To address this requirement, the techniques in material chemistry necessary to create functional bio-nano composites to a scalable spray drying process were applied, and succeeded in creating a flowable, powdered form of the bio-nano composite material. This is the first demonstration of spray drying silica-lipid material and preparations including living cells yield viable powders that are over 100 fold more resistant to thermal stresses under accelerated aging as compared to current state of the art. This may be a powerful tool in the mission to eradicate tuberculosis, but is not limited to this field of research. These methods offer the potential for extension into other live-cell vaccines or the development of thermo-tolerant biological carriers for DNA or proteins. This highly interdisciplinary field has many opportunities to address problems in global health as expressed in the NSF mission statements.

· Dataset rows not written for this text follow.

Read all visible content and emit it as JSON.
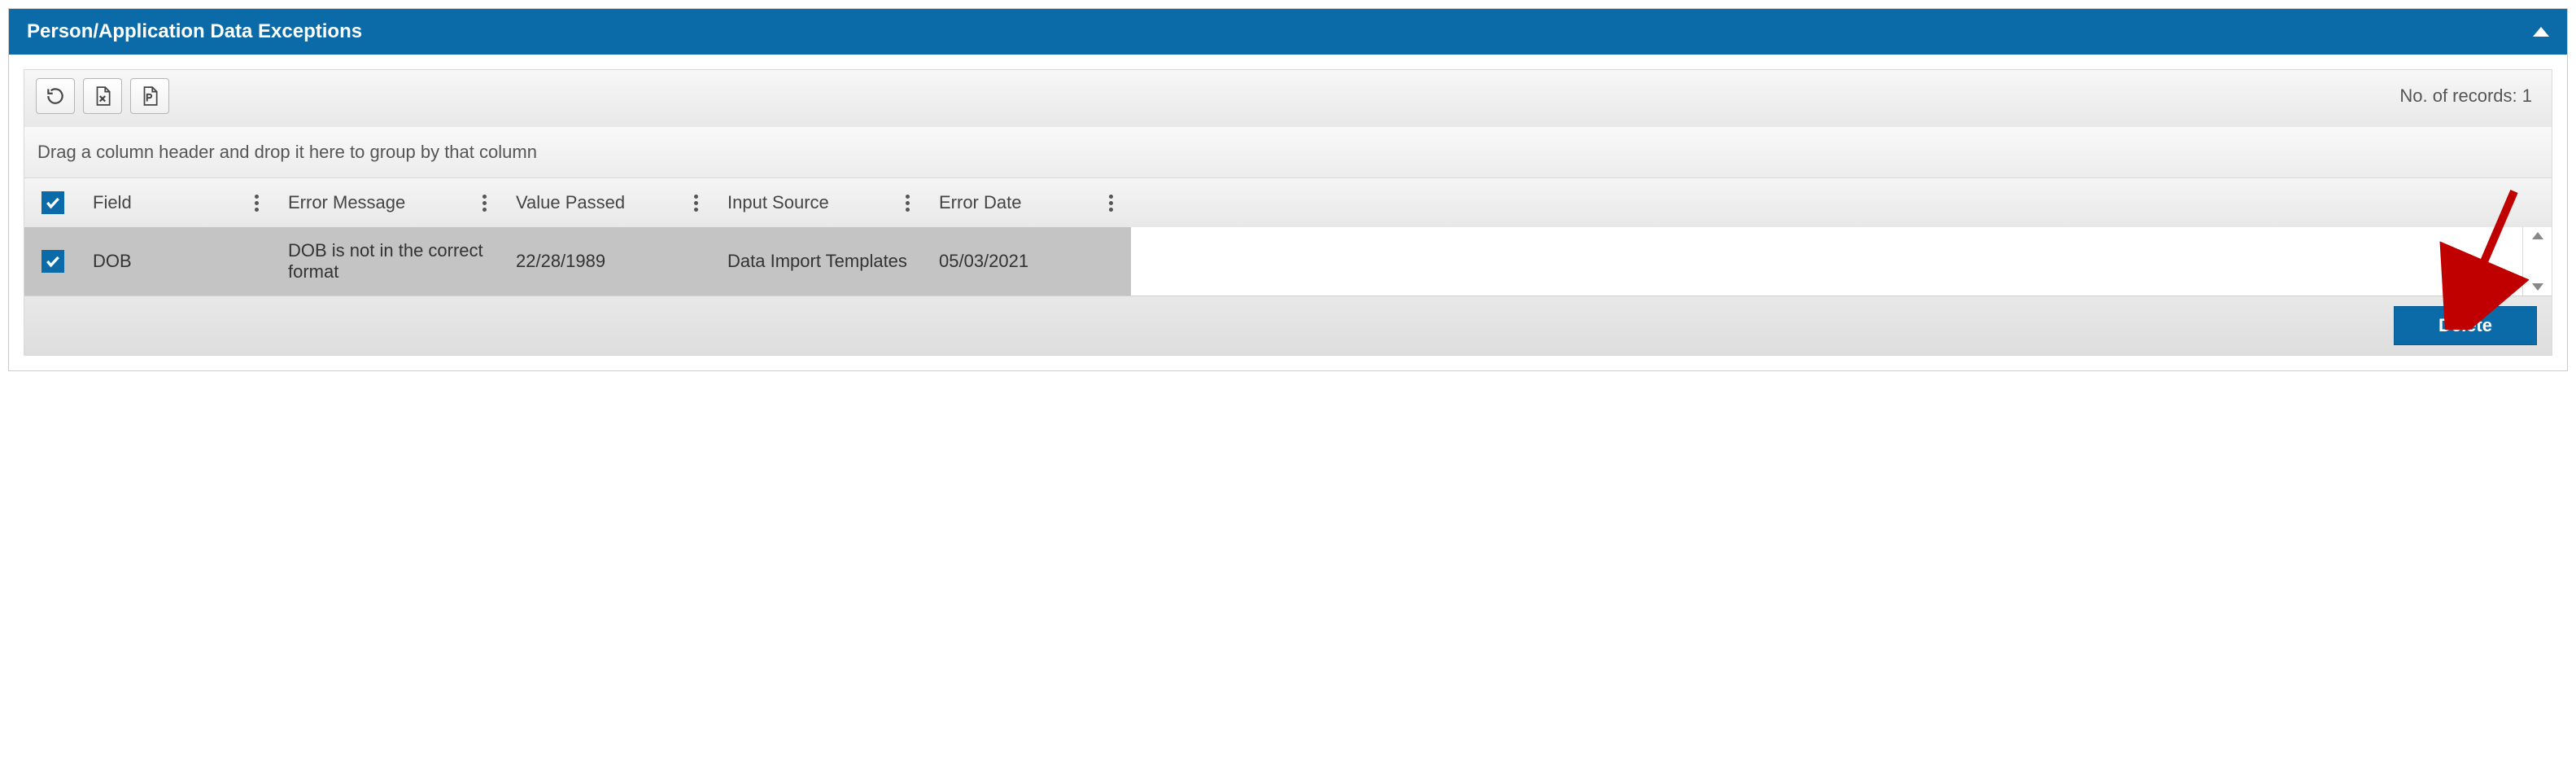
{
  "panel": {
    "title": "Person/Application Data Exceptions"
  },
  "toolbar": {
    "records_label": "No. of records: 1"
  },
  "group_panel": {
    "hint": "Drag a column header and drop it here to group by that column"
  },
  "columns": {
    "field": "Field",
    "error_message": "Error Message",
    "value_passed": "Value Passed",
    "input_source": "Input Source",
    "error_date": "Error Date"
  },
  "rows": [
    {
      "checked": true,
      "field": "DOB",
      "error_message": "DOB is not in the correct format",
      "value_passed": "22/28/1989",
      "input_source": "Data Import Templates",
      "error_date": "05/03/2021"
    }
  ],
  "footer": {
    "delete_label": "Delete"
  }
}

Secondary: Although research and discovery are the primary goals of this project, learning is an important byproduct due to the encouraged collaboration of the dual mentor environment, a relationship between material engineering and pharmaceutical science. This rich interdisciplinary environment offers important learning opportunities for graduate students in training and reemphasizes the ever increasing interdisciplinary of modern science research.